Threshold: avg_logprob < -1.0 signals a low-confidence transcription where
the model was essentially guessing. The caller should treat this as "confused"
and prompt the user to repeat and explain the word.
"""
from __future__ import annotations
import logging
import numpy as np
import torch
logger = logging.getLogger(__name__)
# Anything below this is considered "confused" transcription
LOW_CONFIDENCE_THRESHOLD: float = -1.0
# Message substituted for the transcript when confidence is low
CONFUSION_PROMPT: str = (
"The user spoke, but I am confused. "
"Ask the user in English to repeat the local word and explain its meaning."
)
def transcribe_with_confidence(
audio_np: np.ndarray,
model,
processor,
forced_ids,
max_new_tokens: int = 256,
) -> tuple[str, float]:
"""
Run Whisper and return (text, avg_logprob).

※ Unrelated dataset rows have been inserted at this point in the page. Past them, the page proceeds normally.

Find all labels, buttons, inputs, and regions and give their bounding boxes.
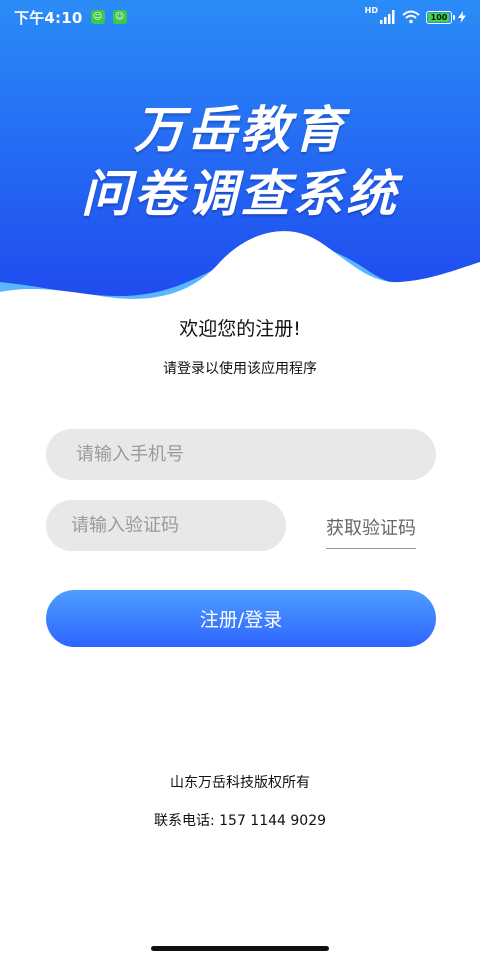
phone-input[interactable] <box>46 429 436 480</box>
contact-phone: 联系电话: 157 1144 9029 <box>153 813 327 829</box>
battery-icon: 100 <box>426 10 455 24</box>
wifi-icon <box>402 10 420 24</box>
signal-icon <box>380 10 395 24</box>
status-bar: 下午4:10 ☺ ☺ HD 100 <box>0 0 480 34</box>
hero-title-line2: 问卷调查系统 <box>81 165 399 223</box>
header-banner: 下午4:10 ☺ ☺ HD 100 万岳教育 问卷调查系统 <box>0 0 480 320</box>
register-login-button[interactable]: 注册/登录 <box>46 590 436 647</box>
home-indicator[interactable] <box>151 946 329 951</box>
copyright-text: 山东万岳科技版权所有 <box>170 775 310 791</box>
notification-app-icon: ☺ <box>112 10 127 24</box>
get-code-button[interactable]: 获取验证码 <box>326 514 416 549</box>
welcome-subtitle: 请登录以使用该应用程序 <box>163 361 317 377</box>
battery-level: 100 <box>430 12 448 22</box>
verification-code-input[interactable] <box>46 500 286 551</box>
status-indicators: HD 100 <box>364 6 466 24</box>
status-time: 下午4:10 <box>14 8 83 27</box>
welcome-title: 欢迎您的注册! <box>179 318 301 340</box>
hero-title-line1: 万岳教育 <box>134 101 346 159</box>
charging-icon <box>458 11 466 23</box>
hd-indicator: HD <box>364 6 378 15</box>
notification-app-icon: ☺ <box>90 10 105 24</box>
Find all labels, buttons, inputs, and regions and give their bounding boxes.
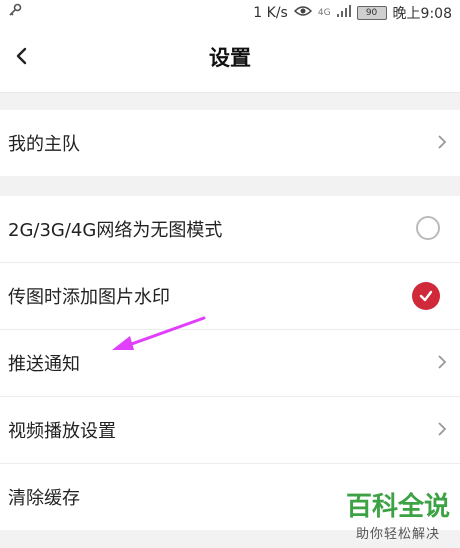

avg_logprob is in (-inf, 0]. A value close to 0 means high confidence.
Returns avg_logprob = 0.0 if computation fails (treated as confident).
Args:
audio_np: float32 audio at 16 kHz.
model: WhisperForConditionalGeneration instance.
processor: WhisperProcessor instance.
forced_ids: Output of get_decoder_prompt_ids() or None.
max_new_tokens: Maximum tokens to generate.
"""
inputs = processor.feature_extractor(
audio_np, sampling_rate=16_000, return_tensors="pt"
)
input_features = inputs.input_features
with torch.no_grad():
output = model.generate(
input_features,
forced_decoder_ids=forced_ids,
max_new_tokens=max_new_tokens,
return_dict_in_generate=True,
output_scores=True,
)
text = processor.batch_decode(output.sequences, skip_special_tokens=True)[0].strip()
# Compute avg log-prob via model.compute_transition_scores
avg_logprob = 0.0
try:
transition_scores = model.compute_transition_scores(
output.sequences,
output.scores,
normalize_logits=True,
)
# Shape: (batch, generated_len). Take batch[0], skip zero-padded positions.
scores = transition_scores[0]
valid = scores[scores != 0]
if valid.numel() > 0:
avg_logprob = valid.mean().item()
except Exception as exc:
logger.debug("avg_logprob computation failed: %s", exc)
logger.debug(
"STT confidence: avg_logprob=%.3f text=%r",
avg_logprob,
text[:60],
)
return text, avg_logprob